One problem is that in order to interpret speech correctly, you often have to know quite a bit about the topic you are discussing. It’s not just “this noise made by the human most likely translates to this word”. It’s “this noise made by the human in the context of this sentence most likely translates to one of these words and he was talking about boats earlier (or later) in the sentence, so likely it is the nautical term instead of the similar-sounding pastry, but maybe it’s actually the proper name of someone he’s just bringing up now so let me guess how that is likely spelled”. The sounds themselves, unless the person is speaking very clearly and unnaturally and probably not even then, don’t contain all the information.
It’s kind of like a related problem in machine vision.

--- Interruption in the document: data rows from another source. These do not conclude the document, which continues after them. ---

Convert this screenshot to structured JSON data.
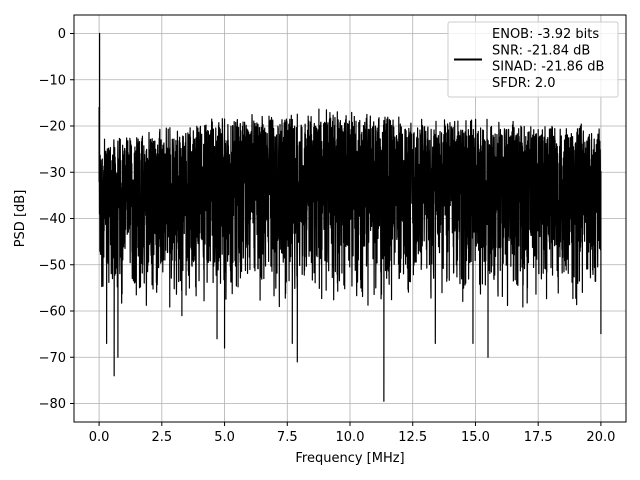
{
  "chart_data": {
    "type": "line",
    "xlabel": "Frequency [MHz]",
    "ylabel": "PSD [dB]",
    "xlim": [
      -1.0,
      21.0
    ],
    "ylim": [
      -84,
      4
    ],
    "x_ticks": [
      0.0,
      2.5,
      5.0,
      7.5,
      10.0,
      12.5,
      15.0,
      17.5,
      20.0
    ],
    "x_tick_labels": [
      "0.0",
      "2.5",
      "5.0",
      "7.5",
      "10.0",
      "12.5",
      "15.0",
      "17.5",
      "20.0"
    ],
    "y_ticks": [
      0,
      -10,
      -20,
      -30,
      -40,
      -50,
      -60,
      -70,
      -80
    ],
    "y_tick_labels": [
      "0",
      "−10",
      "−20",
      "−30",
      "−40",
      "−50",
      "−60",
      "−70",
      "−80"
    ],
    "grid": true,
    "legend_position": "top-right",
    "legend_lines": [
      "ENOB: -3.92 bits",
      "SNR: -21.84 dB",
      "SINAD: -21.86 dB",
      "SFDR: 2.0"
    ],
    "series": [
      {
        "color": "#000000",
        "description_points": [
          {
            "x": 0.0,
            "y": -16
          },
          {
            "x": 0.02,
            "y": 0
          },
          {
            "x": 0.05,
            "y": -45
          },
          {
            "x": 0.3,
            "y": -67
          },
          {
            "x": 0.6,
            "y": -74
          },
          {
            "x": 0.75,
            "y": -70
          },
          {
            "x": 3.3,
            "y": -61
          },
          {
            "x": 4.7,
            "y": -66
          },
          {
            "x": 5.0,
            "y": -68
          },
          {
            "x": 7.7,
            "y": -67
          },
          {
            "x": 7.9,
            "y": -71
          },
          {
            "x": 11.35,
            "y": -79.5
          },
          {
            "x": 13.4,
            "y": -67
          },
          {
            "x": 14.9,
            "y": -67
          },
          {
            "x": 15.5,
            "y": -70
          },
          {
            "x": 20.0,
            "y": -65
          }
        ],
        "upper_envelope": [
          {
            "x": 0.0,
            "y": -24
          },
          {
            "x": 2.0,
            "y": -22
          },
          {
            "x": 5.0,
            "y": -19
          },
          {
            "x": 9.5,
            "y": -17.5
          },
          {
            "x": 12.0,
            "y": -19
          },
          {
            "x": 17.0,
            "y": -20
          },
          {
            "x": 20.0,
            "y": -21
          }
        ],
        "lower_envelope_typical": -58
      }
    ]
  }
}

If you see a trapezoid in your field of view, you are likely to interpret it as a rectangular horizontal surface like a table, rather than a trapezoid hanging in midair. This is because you are a human and the human world is full of horizontal surfaces and has a noted paucity of mid-air trapezoids. But the computer doesn’t have that experience, and has to be told that tables are common in order to get the most likely interpretation of the scene in front of it correct.
In both cases, you have to already have a significant conception of the world to correctly interpret what you are presented with.
Even better, when Captain Picard asks his Android phone for “tea”, it already knows that he prefers “Earl Grey, hot” so he doesn’t have to say it every time. One gets the impression that the Enterprise’s computer would serve him iced Darjeeling every time he wasn’t completely specific. Most unrealistic part of ST:TNG by far.